Le Président de la République vient d’annoncer l’intention de mettre en place un nouveau système de sanction des
chômeurs.
Cela participe d’une politique visant à rendre responsables de leur situation celles et ceux qui ont subi un licenciement. Comme si la principale préoccupation des
privés d’emploi n’était pas d’en retrouver un ! Il est honteux qu’un discours aussi cynique et méprisant vis-à-vis de salariés victimes de licenciement et de la précarité émane du plus haut
niveau de l’Etat. Cette politique dédouane les responsabilités du patronat et des pouvoirs publics dans le déficit de politique industrielle et économique créatrice d’emplois que subit notre
pays.
L’annonce du Président de la République comporte deux volets : la limitation à deux des offres d’emploi faites aux chômeurs pour le maintien de leur indemnisation, le
passage de la notion d’offre valable d’emploi à celle d’offre « acceptable ». Tout cela concourt à obliger les chômeurs à accepter des offres d’emploi en dessous de leur niveau de qualification,
assortie d’une baisse de rémunération et de contraintes géographiques incompatibles avec la vie familiale.

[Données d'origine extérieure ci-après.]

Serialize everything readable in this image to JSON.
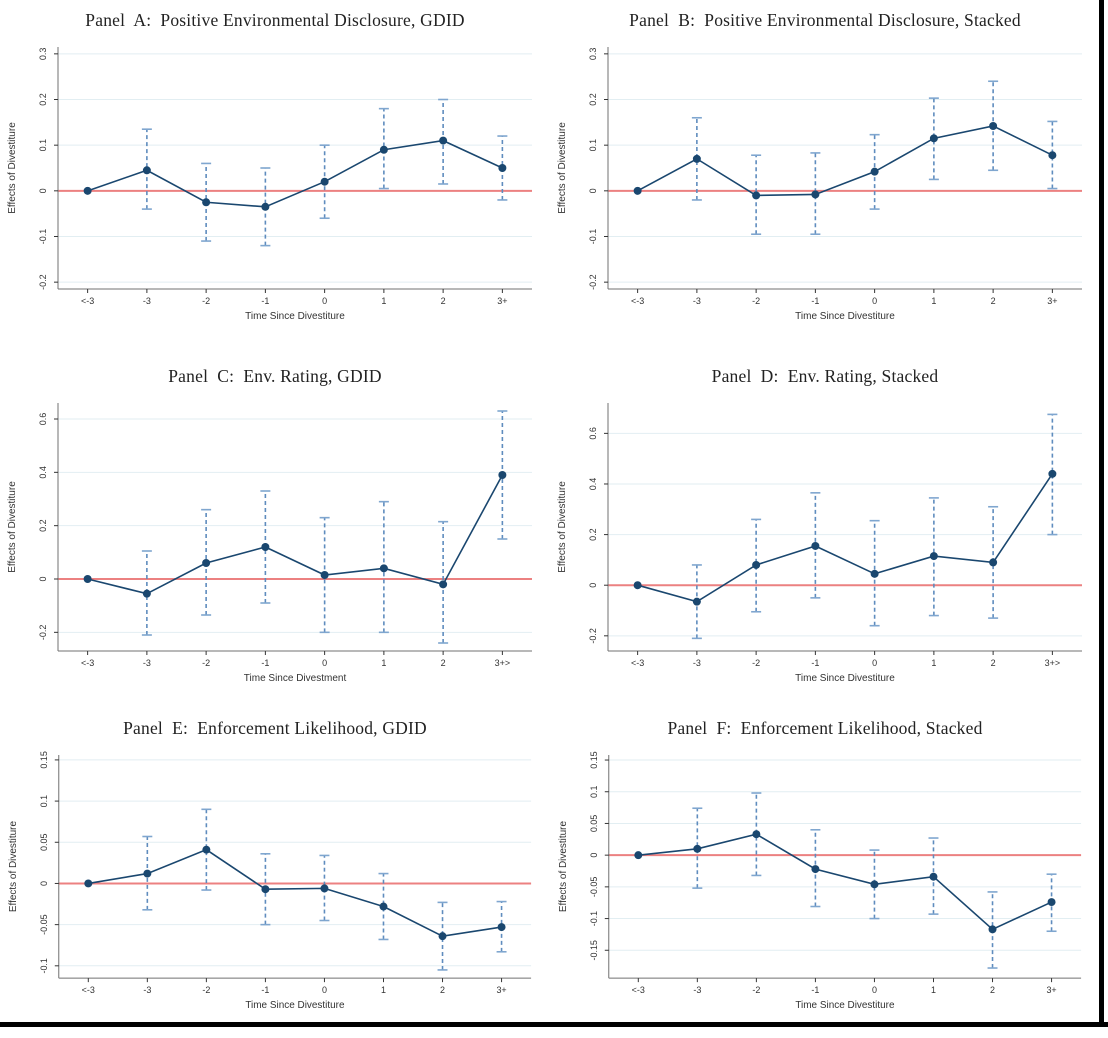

Au traumatisme subi de la perte de son emploi s’ajouterait alors celui de devoir accepter une sous-qualification ou une dégradation de ses conditions de vie. Il s’agit d’une
revendication patronale visant à limiter l’indemnisation du chômage et à dédouaner les entreprises de leur responsabilité sociale vis-à-vis des salariés privés d’emploi.
La CGT continuera d’intervenir dans ce dossier pour obtenir le meilleur niveau d’indemnisation du chômage et donner un contenu avancé à la notion d’offre valable d’emploi
dans le cadre de la conquête de nouvelles garanties collectives pour tous les salariés.